Algorithm to check if all maze walls are connected

Question

I am building a maze game and am searching for an algorithm that returns true if it finds a wall or segment of walls in a maze that are not connected to the rest of the walls in the maze (ie an island of walls). The maze solving algorithm that I am using to test if the mazes being generated by users are solvable is the "right hand rule" (my algorithm is similar to the ones discussed here and here), but it has a potential to fail if one or more walls are not connected to every other wall.

My maze is being stored in a 2D array of 1 and 0 integers representing the the present/not-present state of each wall.

Does anyone know of the least expensive way to calculate whether or not a maze (saved in the format mentioned above) has any walls that are totally disconnected from the rest of the walls?

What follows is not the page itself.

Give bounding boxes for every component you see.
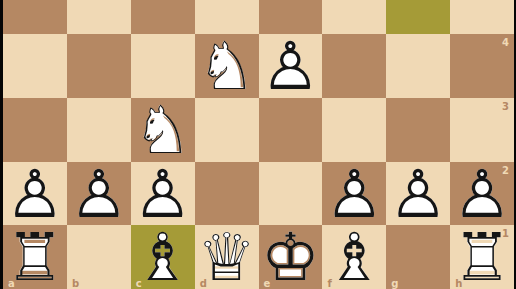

Code, pseudo code, or a plain english conditional outline would be much appreciated. I plan on translating it to javascript if anyone is looking for a language for examples.

Thanks!

Answer 1

Flood-fill all the connected walls from some starting wall. You can do this either by setting the walls to some other value (e.g. 2) or having another 2D array just for this.

Run through the maze again. If you find any wall that hasn't been filled in the above step, we know it's not connected to the rest.

But it might also make sense (perhaps more sense) to make this part of your solving algorithm by just marking the cells you've already visited as visited and not revisiting already visited cells (again using another value or another array, as above). If you do this, it doesn't really matter whether or not the walls aren't connected.

Answer 2

One way to do it is to pick a random wall and add it to an empty list. Then:

while the list isn't empty:
    take an item from the list
    mark the item as visited
    put all of its unvisited neighbors on the list

When the list is empty, either every wall will have been visited, or you have at least two distinct "islands" of walls.